In 1988, Almond released The Stars We Are (1988 Parlophone/Some Bizarre) as his first album as just “Mac Almond,” but featured were special guests Nico on “Your Kisses Burn” and Gene Pitney on the classic “Something's Gotten Hold of My Heart.” Almond is a solid collaborator and maker of memorable cover versions. The following year, he recorded the songs of Jacques Brel for Jacques (1989 Rough Trade). Four years later in 1993, he continued his Francophilic obsession with the collection of French songs Absinthe (1993 Thirsty Ear). Among the artists Almond has collaborated with are Nick Cave, Siouxsie Sioux, and Jimmy Somerville.  He's also enjoyed a healthy professional rivalry with Boy George.


In the early '90s, Almond's attention turned to treating his addictions and entered a rehab program. Nonetheless, he managed to continue to record and in 1991 made one of his most acclaimed works, Tenement Symphony (1991 Some Bizarre), with production master Trevor Horn and his old partner David Ball. Almond's projects continued to get bigger in scope, culminating in an album of romantic Russian songs called Heart on Snow (2003 XIIIBIS Records). Recorded in St. Petersburg and Moscow, Almond enlisted local talent to back him up on choir and orchestra.


Almond is the published author of five books, including the autobiography Tainted Life (2000 and a collection of poems and lyrics called A Beautiful Twisted Night (2000). In Search of the Pleasure Palace (2005) is a travel diary/mid-life memoir.

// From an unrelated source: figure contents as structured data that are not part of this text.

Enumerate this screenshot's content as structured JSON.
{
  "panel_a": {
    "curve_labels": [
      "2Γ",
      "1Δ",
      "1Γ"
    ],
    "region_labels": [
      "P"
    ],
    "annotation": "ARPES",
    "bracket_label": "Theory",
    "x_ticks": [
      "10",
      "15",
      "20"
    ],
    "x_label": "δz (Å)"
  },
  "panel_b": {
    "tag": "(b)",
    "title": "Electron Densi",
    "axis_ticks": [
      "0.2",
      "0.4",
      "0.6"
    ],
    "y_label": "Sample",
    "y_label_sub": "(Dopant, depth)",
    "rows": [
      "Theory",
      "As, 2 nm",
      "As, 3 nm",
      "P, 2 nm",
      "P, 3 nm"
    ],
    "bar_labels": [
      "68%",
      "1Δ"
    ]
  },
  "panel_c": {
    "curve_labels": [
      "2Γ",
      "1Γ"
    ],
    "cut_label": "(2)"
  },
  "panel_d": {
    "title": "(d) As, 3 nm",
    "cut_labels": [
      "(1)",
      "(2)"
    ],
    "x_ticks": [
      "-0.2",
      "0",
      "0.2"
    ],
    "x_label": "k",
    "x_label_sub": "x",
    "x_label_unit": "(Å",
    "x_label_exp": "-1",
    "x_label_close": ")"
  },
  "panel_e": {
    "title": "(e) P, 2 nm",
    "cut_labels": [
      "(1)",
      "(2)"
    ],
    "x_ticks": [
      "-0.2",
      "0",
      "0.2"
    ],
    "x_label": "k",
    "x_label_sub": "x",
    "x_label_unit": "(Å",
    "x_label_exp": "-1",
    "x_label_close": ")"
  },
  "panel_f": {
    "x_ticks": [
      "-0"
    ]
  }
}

In 2001, Soft Cell reunited after a 17-year hiatus. They followed their reunion with the release of Cruelty Without Beauty (2002 Cooking Vinyl). In 2004, Almond was involved in a serious motorcycle accident and sustained a head injury that affected his hearing and voice.  This injury kept him off the stage for the next three years. He claimed it was a harrowing experience that caused him to lose his confidence. However, by 2007 he was up and running again and has since made a string of triumphant recordings and live appearances. Stardom Road (2008 Sequel) is a collection of covers featuring songs by Dusty Springfield and Gene Pitney, with appearances by Sarah Cracknell of St. Etienne, Antony Hegarty of Antony and the Johnsons, and Jools Holland. Almond continues to draw enthusiastic crowds to his shows. Now past the half century mark, he can still be counted on to sing his songs of sin and redemption and beauty and truth with a flair for the dramatic. And yes, he can still sing the bejesus out of “Tainted Love” too.